Indomethacin and the cardiopulmonary adaptations of transition.

Abstract

The present investigation examines the biochemical and physiologic changes produced in fetal rabbit lungs by adding a prostaglandin synthetase inhibitor, sodium indomethacin trihydrate, to the pulmonary perfusate. A control group was similarly perfused without adding indomethacin. The ductus arteriosus was ligated and perfusion was then continued for 2 h while pulmonary artery pressures were monitored. At the end of this period, with perfusion continuing, the lungs were inflated with air at 5 cm H2O increments. Volume changes were recorded. After deflation, the lungs were lavaged with normal saline. Phospholipids were extracted from lung homogenates and lavage. Total lipid phosphorus was determined. Pulmonary vascular resistances in both groups manifested a sharp increase in pressure with ligation of the ductus. After 2 h of perfusion, pulmonary pressures in the control groups had returned very nearly to preligation levels, while in the indomethacin-treated group, pulmonary pressures remained significantly elevated. The first full inflation produced a slight fall in pulmonary vascular resistance in all control animals and a slight rise in all the treated rabbits.

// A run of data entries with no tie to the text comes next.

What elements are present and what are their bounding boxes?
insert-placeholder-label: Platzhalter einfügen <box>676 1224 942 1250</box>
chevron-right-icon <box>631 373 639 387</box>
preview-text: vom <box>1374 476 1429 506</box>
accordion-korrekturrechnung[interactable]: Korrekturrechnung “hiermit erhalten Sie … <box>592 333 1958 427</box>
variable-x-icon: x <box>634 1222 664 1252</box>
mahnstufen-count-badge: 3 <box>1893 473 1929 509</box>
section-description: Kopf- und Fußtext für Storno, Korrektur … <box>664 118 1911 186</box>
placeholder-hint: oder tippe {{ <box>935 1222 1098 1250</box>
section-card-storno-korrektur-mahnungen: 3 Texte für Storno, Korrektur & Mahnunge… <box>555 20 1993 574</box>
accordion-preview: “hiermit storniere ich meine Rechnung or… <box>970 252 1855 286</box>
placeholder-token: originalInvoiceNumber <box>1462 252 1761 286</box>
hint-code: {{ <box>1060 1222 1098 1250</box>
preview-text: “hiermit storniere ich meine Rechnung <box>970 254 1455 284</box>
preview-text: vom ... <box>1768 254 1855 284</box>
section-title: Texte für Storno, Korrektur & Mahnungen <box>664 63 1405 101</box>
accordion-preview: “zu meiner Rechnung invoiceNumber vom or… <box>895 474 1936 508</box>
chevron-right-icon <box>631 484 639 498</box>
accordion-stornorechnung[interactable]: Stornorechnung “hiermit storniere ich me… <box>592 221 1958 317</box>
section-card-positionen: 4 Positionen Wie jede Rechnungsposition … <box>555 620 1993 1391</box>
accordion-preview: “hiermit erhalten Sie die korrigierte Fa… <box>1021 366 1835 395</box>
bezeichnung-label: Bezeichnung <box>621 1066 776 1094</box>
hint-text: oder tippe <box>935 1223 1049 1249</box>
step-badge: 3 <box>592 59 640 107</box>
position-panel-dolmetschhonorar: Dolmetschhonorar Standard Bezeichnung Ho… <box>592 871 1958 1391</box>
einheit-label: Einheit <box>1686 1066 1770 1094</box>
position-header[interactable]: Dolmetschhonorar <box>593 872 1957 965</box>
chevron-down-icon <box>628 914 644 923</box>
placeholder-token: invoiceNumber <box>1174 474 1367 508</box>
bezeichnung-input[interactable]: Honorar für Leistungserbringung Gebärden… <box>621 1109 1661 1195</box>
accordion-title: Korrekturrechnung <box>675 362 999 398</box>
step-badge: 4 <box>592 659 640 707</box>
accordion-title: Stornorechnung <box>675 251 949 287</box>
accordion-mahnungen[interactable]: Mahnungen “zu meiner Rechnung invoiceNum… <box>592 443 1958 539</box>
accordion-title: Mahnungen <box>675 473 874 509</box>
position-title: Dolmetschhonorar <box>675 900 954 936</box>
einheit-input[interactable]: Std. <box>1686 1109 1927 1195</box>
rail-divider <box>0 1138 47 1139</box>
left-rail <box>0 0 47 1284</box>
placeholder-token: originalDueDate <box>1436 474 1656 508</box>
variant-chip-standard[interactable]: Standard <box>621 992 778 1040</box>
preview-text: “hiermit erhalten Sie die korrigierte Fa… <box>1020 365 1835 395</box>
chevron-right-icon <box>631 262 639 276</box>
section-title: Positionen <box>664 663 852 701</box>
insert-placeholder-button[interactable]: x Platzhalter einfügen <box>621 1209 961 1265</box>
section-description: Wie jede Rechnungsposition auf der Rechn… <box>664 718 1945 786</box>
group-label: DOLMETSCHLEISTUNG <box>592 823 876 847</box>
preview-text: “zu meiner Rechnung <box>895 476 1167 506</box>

Perfused but untreated lungs had higher volumes during inflation as compared to both indomethacin-perfused lungs and unperfused untreated lungs. In this model, prostaglandins appear to have a significant role at two key points in transition: 1) the gradual accommodation to mechanically or hemodynamically mediated increases in pulmonary vascular resistance and 2) the drop in pulmonary vascular resistance which occurs with the first inflation of the lungs. No direct effect of prostaglandin inhibition on surfactant production was documented.